Santa Maria Capua Vetere, a vent’anni da Bolzaneto non è cambiato nulla
Resi pubblici i filmati dei pestaggi.
Le immagini dei pestaggi di massa nei confronti dei detenuti ad opera della Polizia Penitenziaria nel carcere di Santa Maria Capua Vetere non avrebbero neppure necessità di essere commentate. Le immagini, come spesso capita, parlano da sole.
Non ci sarebbe bisogno di commento se tra meno di un mese non cadesse il ventesimo anniversario del G8 di Genova e degli orrori perpetrati in quelle giornate dagli uomini dello Stato.
Nella lista degli orrori va a inserirsi la vicenda della Caserma di Bolzaneto, sede del Reparto Mobile di Genova e all’epoca adibita a “punto di raccolta” dei manifestanti fermati.
All’interno di Bolzaneto gli agenti di vari corpi delle Forze dell’Ordine perpetrarono ogni sorta d’abuso nei confronti dei fermati.
La vicenda giudiziaria è stata la tipica “montagna che ha partorito il topolino”. Dei 45 imputati la stragrande maggioranza fu salvata dalla prescrizione perché, giova ricordarlo, all’epoca l’ordinamento italiano non recepiva il reato di tortura. Nel 2013 la Cassazione, pur confermando la gravità delle violenze perpetrate, si trovò a condannare per via definitiva solo 7 imputati e ad assolverne altri 4.
Tra le violenze provate e citate nella sentenza di primo grado:
-“insulti di ogni tipo, da quelli a sfondo sessuale, diretti in particolare alle donne, a quelli razzisti, a quelli di contenuto politico”.
-“spruzzi di sostanze urticanti o irritanti nelle celle”.
-“percosse in tutte le parti del corpo, compresi i genitali inferte con le mani coperte da pesanti guanti di pelle nera e con i manganelli”.
Nel 2017 l’Italia è stata condannata (come del resto per il massacro della Diaz) dalla Corte Europea dei Diritti dell’Uomo in una sentenza che ha ribadito come nessuno dei torturatori abbia scontato un solo giorno di carcere.
Ora, a vent’anni di distanza ci risiamo.
Come scritto due giorni fa la Polizia Penitenziaria, dopo la protesta dei detenuti del 6 aprile 2020 a seguito della notizia di un contagio da Covid all’interno del penitenziario campano, ha organizzato una vera e propria spedizione punitiva di massa all’interno della struttura carceraria con un massacro sistematico che le immagini delle telecamere hanno fissato per sempre e reso innegabile. Una vera e propria operazione di rappresaglia insomma.
Tra le varie oscenità cui si assiste nei minuti di girato:
-detenuti messi in ginocchio e faccia al muro.
-detenuti costretti a muoversi in ginocchio.
-detenuti a cui viene praticato il “corridoio”, antica pratica poliziesca per la quale un fermato è costretto a passare lungo due file di uomini in divisa che scaricano la loro frustrazione su di lui con qualsiasi mezzo possibile: calci, pugni, schiaffi, sgambetti, manganellate, colpi di casco…

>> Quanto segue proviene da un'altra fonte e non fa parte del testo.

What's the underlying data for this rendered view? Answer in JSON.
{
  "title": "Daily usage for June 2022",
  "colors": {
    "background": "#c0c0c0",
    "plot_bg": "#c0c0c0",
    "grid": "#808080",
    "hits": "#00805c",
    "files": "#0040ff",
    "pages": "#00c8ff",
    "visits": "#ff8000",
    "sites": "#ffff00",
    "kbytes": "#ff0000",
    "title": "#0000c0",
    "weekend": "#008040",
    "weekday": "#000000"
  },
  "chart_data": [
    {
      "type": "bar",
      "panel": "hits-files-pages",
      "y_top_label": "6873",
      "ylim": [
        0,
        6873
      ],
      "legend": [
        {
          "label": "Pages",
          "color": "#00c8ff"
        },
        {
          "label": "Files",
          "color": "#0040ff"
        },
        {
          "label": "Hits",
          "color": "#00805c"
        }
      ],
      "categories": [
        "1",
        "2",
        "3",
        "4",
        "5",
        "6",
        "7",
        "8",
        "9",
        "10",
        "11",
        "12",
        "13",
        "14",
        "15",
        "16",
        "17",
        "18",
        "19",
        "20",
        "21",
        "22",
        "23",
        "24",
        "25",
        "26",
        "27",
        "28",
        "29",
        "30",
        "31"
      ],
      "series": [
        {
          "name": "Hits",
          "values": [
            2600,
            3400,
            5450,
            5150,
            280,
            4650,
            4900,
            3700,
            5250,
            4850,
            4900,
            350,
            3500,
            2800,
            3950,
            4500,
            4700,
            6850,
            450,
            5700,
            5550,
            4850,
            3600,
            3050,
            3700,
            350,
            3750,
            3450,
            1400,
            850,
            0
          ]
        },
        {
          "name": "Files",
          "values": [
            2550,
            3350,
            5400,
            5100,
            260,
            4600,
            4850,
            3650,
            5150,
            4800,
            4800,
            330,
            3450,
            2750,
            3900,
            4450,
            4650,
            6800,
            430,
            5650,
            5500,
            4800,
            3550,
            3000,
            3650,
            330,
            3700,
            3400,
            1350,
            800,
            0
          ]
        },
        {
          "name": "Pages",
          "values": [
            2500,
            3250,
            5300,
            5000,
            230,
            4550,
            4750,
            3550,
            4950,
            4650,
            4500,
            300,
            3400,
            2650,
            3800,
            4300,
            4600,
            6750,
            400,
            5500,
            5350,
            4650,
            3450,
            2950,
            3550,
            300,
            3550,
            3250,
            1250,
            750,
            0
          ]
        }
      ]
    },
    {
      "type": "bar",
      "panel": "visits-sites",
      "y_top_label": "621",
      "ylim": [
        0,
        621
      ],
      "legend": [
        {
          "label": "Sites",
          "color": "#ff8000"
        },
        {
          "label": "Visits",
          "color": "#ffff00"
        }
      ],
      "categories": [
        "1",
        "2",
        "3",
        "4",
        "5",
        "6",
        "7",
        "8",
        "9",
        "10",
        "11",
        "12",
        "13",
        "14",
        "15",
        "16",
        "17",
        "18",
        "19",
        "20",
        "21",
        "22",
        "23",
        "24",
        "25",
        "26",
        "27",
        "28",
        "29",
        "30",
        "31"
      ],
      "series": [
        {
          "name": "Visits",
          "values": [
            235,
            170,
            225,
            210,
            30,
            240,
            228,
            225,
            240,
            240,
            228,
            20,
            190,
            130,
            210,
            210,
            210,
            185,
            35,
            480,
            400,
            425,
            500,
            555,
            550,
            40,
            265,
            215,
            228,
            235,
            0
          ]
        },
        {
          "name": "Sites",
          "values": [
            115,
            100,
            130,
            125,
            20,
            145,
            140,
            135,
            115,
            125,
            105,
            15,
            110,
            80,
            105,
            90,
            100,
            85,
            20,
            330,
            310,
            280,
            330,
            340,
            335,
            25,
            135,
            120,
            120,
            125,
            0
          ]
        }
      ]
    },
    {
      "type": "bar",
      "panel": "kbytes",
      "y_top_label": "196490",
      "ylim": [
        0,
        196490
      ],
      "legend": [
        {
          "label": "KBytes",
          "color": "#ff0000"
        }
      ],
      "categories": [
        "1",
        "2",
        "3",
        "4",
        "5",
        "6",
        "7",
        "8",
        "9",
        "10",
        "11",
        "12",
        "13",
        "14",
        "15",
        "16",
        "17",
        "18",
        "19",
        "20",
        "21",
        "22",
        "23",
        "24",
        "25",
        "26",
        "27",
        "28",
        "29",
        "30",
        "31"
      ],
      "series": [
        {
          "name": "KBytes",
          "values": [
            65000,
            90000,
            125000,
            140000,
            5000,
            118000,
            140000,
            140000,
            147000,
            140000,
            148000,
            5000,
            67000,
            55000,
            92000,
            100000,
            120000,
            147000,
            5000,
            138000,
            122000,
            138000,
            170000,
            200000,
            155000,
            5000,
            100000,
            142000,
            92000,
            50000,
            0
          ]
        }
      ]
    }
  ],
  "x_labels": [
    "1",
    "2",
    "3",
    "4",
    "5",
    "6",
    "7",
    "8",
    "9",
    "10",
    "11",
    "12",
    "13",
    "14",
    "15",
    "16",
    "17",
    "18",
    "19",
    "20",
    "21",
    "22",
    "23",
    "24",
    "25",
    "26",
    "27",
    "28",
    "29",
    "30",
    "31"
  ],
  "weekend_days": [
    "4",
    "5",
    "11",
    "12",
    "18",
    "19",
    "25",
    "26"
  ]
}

-schiaffi e pugni a singoli detenuti.
-pestaggi lungo le scale.
Non si tratta qui, della tipica “squadretta” del carcere che si rende responsabile di tanto in tanto, di singoli pestaggi o abusi nei confronti dei detenuti ritenuti più “teste calde” (e già questo sarebbe gravissimo), ma di una vera e propria operazione di polizia di grandi dimensioni.
Ecco perché la Procura ha ritenuto di eseguire 52 misure cautelari.
Matteo Salvini è prontamente scattato in difesa degli uomini in divisa correndo a farsi filmare fuori dal carcere e dichiarando: “Rivolte nelle carceri del 2020, morti, feriti e danni per milioni. 52 agenti della Polizia Penitenziaria arrestati, detenuti tutti assolti. Questa non è “giustizia”. Io sto con le Forze dell’Ordine”. Vediamo se dopo la diffusione delle immagini del massacro avrà il coraggio di proferir parola in modo dignitoso. Noi ne dubitiamo fortemente.
Resta l’amaro in bocca, a vent’anni da Genova, dell’eterno ripetersi dell’uguale tipico del nostro paese.
Ovviamente se non ci fossero stati i filmati degli abusi l’inchiesta, come quasi sempre, sarebbe stata probabilmente archiviata.